The Battle-Weary Magic of the Long-Lost Lewis Chessman
How the medieval chess piece reminds us of a time before modern maps
How the medieval chess piece reminds us of a time before modern maps
Last week, one of the five long-lost Lewis Chessmen was rediscovered, after a curious relative of an Edinburgh antiques dealer brought a family heirloom in for assessment at Sotheby’s auction house. The object, a nine-centimetre-tall warder – or rook, in modern-day chess terms – is thought to be one of a set of medieval chess pieces, 93 of which were discovered in 1831 on the Hebridean Isle of Lewis. Cached in a stone kist, perhaps by a shipwrecked merchant who had hoped to sell them in Ireland, the hoard had lain hidden among the white sand dunes for 500 years.

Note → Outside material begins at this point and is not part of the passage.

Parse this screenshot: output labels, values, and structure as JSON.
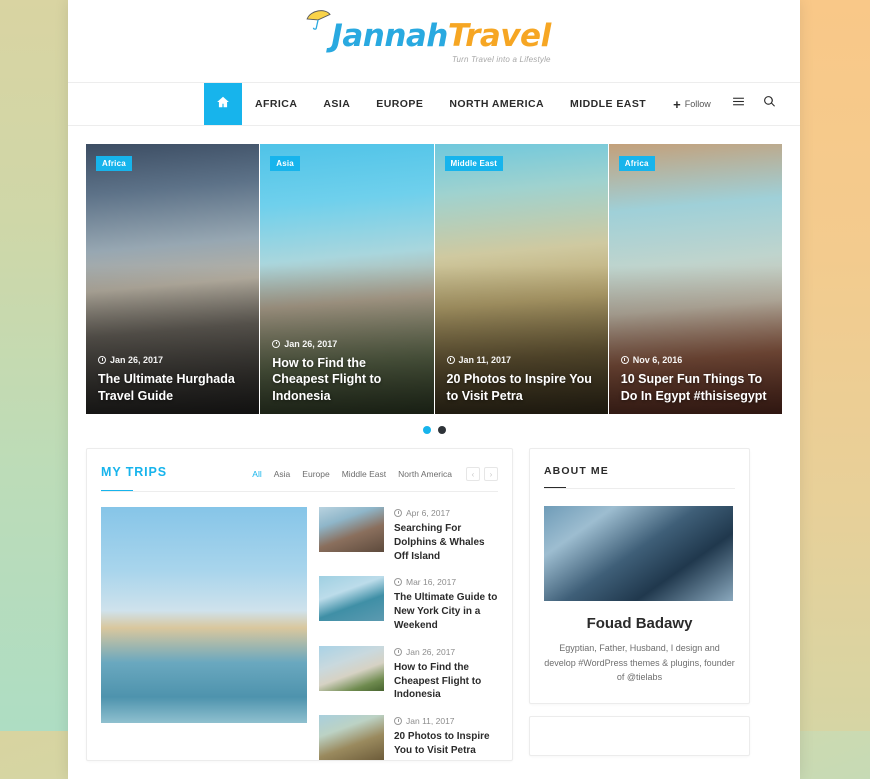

This newest addition to the troupe of pieces looks, understandably, somewhat battle-weary. Wearing a conical helmet and armed with an eroded sword, he is cross-hatched with scratches and missing an eye. Stylistically, the warder has more in common with Viking iconography than artefacts found in medieval Britain from the same period – a reminder that, when the chess piece was made, Lewis was part of the Kingdom of Mann and the Isles and officially under Norwegian rule. Poet Seamus Heaney, in his collection North (1975), describes this as the ‘forked root’ of Celtic history, one crossed with ‘older strains of Norse’. It’s curious: these small, almost comically dour, figures have the historical weight to redraw the lines of our modern maps.